En 2009, une tentative sérieuse de faire bouger le dossier avait été tentée par l’Association des riverains du lac Aylmer (ARLA). Elle avait créé un comité de travail dont les objectifs étaient de hausser la navigabilité sous le pont de la voie ferrée de manière à égaler celle du pont de la route 112, libérant ainsi une hauteur de 60 cm.

En février 2009, l’ARLA rencontrait Laurent Lessard, alors député de la circonscription de Frontenac dont Disraeli faisait partie. Le mois suivant, avec l’appui des maires la Ville de Disraeli et de la Paroisse, le ministre Lessard annonçait des investissements afin de réaménager, entre autres, le pont de la voie ferrée. Par la suite, les mois s’écoulent et le dossier stagne.

En juillet 2010, à la suite de plusieurs pourparlers avec M. Lessard, la Ville de Disraeli annonce que le pont de la voie ferrée serait démantelé et que les pièces de celui-ci seraient remisées afin de prévoir un remontage éventuel advenant que l’activité ferroviaire reprenne. Les travaux d’environ 15 000 $ se feraient sous la supervision du ministère des Transports. Les mois continuent de s’écouler et rien ne se passe. En date du mois de juin 2014, le dossier n’a toujours pas bougé et le pont continue d’obstruer le passage entre la baie de Disraeli et le reste du lac.

Un peu d’histoire…

Dans les années 1860, seul le Grand Tronc dessert Sherbrooke. L’absence de compétition tend à limiter le développement de la ville et de la région. Non seulement le Grand Tronc est libre d’imposer ses tarifs, mais la configuration technique de son réseau rend coûteux le transbordement des marchandises à l’extérieur de celui-ci.

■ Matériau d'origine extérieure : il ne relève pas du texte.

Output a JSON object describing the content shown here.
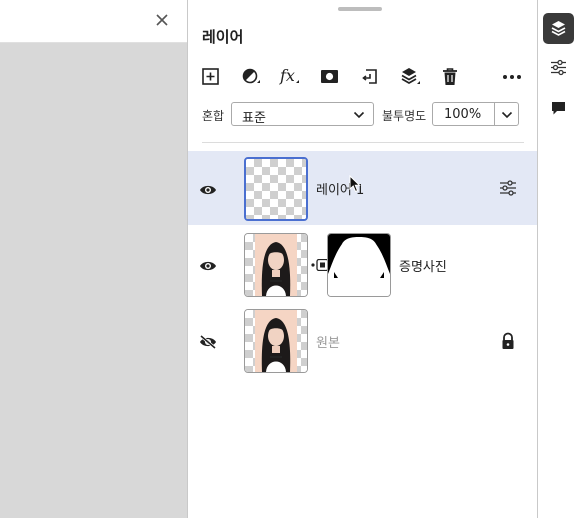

Enfin, le tracé du Grand Tronc évite certaines régions riches en ressources forestières et agricoles des Cantons de l’Est dont Sherbrooke pourrait tirer profit.

C’est avec cette dernière idée en tête que des hommes d’affaires de Sherbrooke, dont le député conservateur de l’endroit, Joseph Gibb Robertson, fondent la Sherbrooke, Eastern Townships & Kennebec Railway en 1869. Président de l’entreprise qui sera renommée Quebec Central en 1875, Robertson s’emploie à gagner des appuis, tant financiers que moraux, pour le projet.

Amorcés en 1870, les travaux se terminent en 1880 alors que les convois atteignent Lévis en utilisant la voie de la Lévis & Kennebec depuis Vallée-Jonction. Par ce chemin de fer, les commerces et industries de Sherbrooke ont accès à un plus grand bassin de consommateurs.